Bridgeport native, Sacred Heart University alumnus, Trumbull school teacher, first selectman of Trumbull for six years, 2014 Barnum Festival ringmaster, Timpanelli has been part of the Bridgeport area political and business fabric for about 40 years.
Timpanelli joined the business group when the banking industry was the backbone of the business community led by People’s Bank, Citytrust, Mechanics & Farmers, Bank Mart and others. New England’s economic crisis in 1990 changed all that. Now the one bank standing out of the bunch is now called People’s United Bank. The rest folded. Still, People’s today is not what it was back in the day when executives such as David Carson and Jim Biggs (full disclosure: I am their biographer) invested heavily in the city both in job creation and corporate good will. Most of the People’s executives today drive into the city from suburban towns and leave without a clue about the makeup of the city.
The banking decline impacted both statewide influence and potent dues-paying members to the business organization.
Timpanelli was at the helm of the business community when a young Joe Ganim became mayor and shepherded progress such as tax relief, lower crime, ballpark and arena. Timpanelli was also there when Ganim’s first mayoralty imploded, replaced by John Fabrizi whose personal issues also imploded, followed by eight years of Bill Finch, who once worked for Timpanelli, as mayor.
Despite six years as first selectman of Trumbull, Timpanelli’s political skill set was dubious. He sometimes freelanced positions when it was prudent to sit back and let things play out. It was never more evident in the most recent mayoral race when Timpanelli publicly announced over and over a Joe Ganim return to the mayoralty would set the city back. This despite Timpanelli and business leadership never taking a stand against city employees serving on the City Council in defiance of the City Charter because they wanted to appease Bill Finch and City Council President Tom McCarthy, both of whom said one thing and did another when it came to government reform. Privately, business community leaders all said no checks and balances in government were bad for taxpayers, publicly Timpanelli and company said nothing because they feared taking on Finch and McCarthy.
When the dust settled in the last mayoral election the business community-backed Finch lost to Ganim in a September primary.
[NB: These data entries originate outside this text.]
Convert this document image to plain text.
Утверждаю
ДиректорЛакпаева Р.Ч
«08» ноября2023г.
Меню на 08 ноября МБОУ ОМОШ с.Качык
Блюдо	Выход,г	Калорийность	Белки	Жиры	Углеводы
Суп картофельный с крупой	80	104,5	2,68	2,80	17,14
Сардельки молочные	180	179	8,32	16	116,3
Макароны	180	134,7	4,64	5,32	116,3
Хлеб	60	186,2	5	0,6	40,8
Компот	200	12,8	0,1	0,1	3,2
Much of the business community then supported Mary-Jane Foster as a petitioning candidate in the general election. Ganim won handily. Ganim issued a sarcastic shiv to Timpanelli at his business community address last week thanking the business leader who worked against his comeback for moving up his table from last year.
Going out the door, Timpanelli can embrace successes in recent years such as the Steel Point redevelopment site that is home to anchor tenant Bass Pro Shops.
All in all, Timpanelli’s 28-year run is remarkable for a business community often out of touch with city politics.